UPPU RAJESH KUMAR — November 1, 2021
MLops NLP Project Python Streamlit Text

This article was published as a part of the Data Science Blogathon.

Introduction

News apps are one of the most downloaded apps and also they have huge traffic. Everyone is interested in knowing about the things happening in the world. But they may not have the time to go through those lengthy news articles and they may like to know the crux of the article without missing details. The latest developments in the field of artificial intelligence have made such a thing reality. Today people can read a summary of an entire news article in just two or three lines and understand all the details about the article.

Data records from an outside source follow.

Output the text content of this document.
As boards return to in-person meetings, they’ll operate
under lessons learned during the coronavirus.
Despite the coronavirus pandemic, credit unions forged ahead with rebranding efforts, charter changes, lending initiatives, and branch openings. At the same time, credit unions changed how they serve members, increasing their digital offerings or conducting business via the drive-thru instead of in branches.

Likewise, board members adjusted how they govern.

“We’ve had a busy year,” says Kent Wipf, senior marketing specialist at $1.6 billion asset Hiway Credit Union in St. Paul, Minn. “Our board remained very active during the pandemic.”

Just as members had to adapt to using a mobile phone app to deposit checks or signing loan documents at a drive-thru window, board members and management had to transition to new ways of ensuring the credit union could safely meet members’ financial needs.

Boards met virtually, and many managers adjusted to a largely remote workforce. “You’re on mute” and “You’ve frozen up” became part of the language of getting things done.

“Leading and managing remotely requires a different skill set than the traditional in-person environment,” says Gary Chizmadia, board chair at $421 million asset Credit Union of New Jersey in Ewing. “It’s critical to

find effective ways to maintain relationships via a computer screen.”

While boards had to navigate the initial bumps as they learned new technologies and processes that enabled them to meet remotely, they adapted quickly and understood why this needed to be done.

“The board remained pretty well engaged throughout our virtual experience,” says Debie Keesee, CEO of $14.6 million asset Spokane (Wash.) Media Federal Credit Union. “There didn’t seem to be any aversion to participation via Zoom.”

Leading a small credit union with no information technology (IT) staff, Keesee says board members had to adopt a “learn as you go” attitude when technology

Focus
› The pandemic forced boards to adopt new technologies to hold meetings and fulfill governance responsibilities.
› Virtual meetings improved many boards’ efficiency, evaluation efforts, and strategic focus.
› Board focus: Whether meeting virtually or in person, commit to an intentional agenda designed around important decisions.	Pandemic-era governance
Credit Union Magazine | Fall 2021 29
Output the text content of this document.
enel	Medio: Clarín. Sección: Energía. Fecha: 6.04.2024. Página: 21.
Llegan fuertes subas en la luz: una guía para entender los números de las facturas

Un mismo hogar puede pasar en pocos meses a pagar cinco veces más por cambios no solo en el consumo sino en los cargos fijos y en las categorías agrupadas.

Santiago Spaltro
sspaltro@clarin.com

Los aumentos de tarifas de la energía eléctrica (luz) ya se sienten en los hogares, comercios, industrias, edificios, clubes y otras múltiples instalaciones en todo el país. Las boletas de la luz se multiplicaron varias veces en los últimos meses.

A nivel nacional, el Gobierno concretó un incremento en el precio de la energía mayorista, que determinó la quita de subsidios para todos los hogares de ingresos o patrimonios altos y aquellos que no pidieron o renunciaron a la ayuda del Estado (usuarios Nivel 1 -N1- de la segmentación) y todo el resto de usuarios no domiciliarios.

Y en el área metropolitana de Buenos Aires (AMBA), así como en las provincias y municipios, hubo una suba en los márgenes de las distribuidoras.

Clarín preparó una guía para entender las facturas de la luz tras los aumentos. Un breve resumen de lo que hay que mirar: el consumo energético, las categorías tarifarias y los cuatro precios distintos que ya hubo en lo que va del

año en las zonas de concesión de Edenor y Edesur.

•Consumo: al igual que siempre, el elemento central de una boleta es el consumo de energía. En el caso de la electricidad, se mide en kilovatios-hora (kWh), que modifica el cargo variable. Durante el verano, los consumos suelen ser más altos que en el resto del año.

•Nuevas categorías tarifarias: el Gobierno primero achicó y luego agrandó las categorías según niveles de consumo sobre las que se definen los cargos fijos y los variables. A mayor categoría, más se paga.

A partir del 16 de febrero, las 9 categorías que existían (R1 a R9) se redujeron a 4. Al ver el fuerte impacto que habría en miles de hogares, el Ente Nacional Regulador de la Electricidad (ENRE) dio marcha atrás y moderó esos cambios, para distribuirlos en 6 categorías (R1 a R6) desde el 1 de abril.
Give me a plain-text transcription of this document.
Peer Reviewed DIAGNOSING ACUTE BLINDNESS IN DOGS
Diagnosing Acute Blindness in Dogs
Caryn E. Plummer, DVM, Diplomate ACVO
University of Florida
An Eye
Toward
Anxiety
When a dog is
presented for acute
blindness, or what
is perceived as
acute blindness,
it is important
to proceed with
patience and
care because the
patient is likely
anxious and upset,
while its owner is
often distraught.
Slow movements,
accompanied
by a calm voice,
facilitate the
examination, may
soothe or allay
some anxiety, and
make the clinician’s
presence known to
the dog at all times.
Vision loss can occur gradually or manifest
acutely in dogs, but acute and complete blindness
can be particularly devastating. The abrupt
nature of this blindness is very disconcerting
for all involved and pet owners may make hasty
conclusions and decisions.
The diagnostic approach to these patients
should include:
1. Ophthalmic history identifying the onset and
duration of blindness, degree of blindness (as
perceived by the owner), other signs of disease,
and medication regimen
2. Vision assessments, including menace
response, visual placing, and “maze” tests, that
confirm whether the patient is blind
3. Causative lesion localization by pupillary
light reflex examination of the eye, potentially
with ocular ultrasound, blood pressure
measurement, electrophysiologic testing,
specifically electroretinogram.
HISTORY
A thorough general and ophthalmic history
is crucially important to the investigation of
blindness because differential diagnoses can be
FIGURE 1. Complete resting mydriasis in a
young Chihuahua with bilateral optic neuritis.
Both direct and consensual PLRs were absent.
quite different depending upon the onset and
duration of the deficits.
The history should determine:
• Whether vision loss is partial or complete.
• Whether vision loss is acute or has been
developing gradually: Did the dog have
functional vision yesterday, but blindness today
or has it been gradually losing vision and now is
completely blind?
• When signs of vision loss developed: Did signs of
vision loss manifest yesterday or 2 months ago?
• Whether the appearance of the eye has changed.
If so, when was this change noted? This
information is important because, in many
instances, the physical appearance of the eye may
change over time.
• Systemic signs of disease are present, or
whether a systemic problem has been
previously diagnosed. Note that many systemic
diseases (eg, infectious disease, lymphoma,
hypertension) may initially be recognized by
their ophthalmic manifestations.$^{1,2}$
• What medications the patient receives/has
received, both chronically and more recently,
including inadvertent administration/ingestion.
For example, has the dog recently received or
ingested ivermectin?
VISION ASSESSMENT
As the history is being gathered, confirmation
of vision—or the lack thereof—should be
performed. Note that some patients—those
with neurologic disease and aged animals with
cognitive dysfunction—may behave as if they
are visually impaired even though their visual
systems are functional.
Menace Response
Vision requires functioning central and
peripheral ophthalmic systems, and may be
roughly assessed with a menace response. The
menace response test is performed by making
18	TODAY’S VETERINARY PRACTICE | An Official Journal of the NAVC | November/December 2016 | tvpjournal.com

Text Summarization is one such task in Natural Language Processing that can enable us to build such short news summaries. There are many famous apps like Inshorts that leverage Artificial Intelligence to deliver short news articles in their app.

In this article, we shall see how to build such an app using Streamlit and HuggingFace transformers and we will also deploy that app on stream cloud. To fetch news into our app we will use Free News API by Newscatcher.

Overview

  1. Free News API
  2. Newspaper3k
  3. HuggingFace Transformers
  4. Streamlit
  5. Application setup
  6. Building our Application
  7. Testing
  8. Deploying
  9. Conclusion

Free News API

Free News API is provided by Newscatcher. It helps us fetch live news based on several input parameters. Unlike many news APIs that are available on the internet, it is free to use. It aggregates news from over 60,000 news websites with up to 15,00,000 news articles daily. The basic version of this API has limited ability. We can not fetch news based on country or given category. But we can make unlimited API calls to fetch news. In this project, we will use the basic version as it is free.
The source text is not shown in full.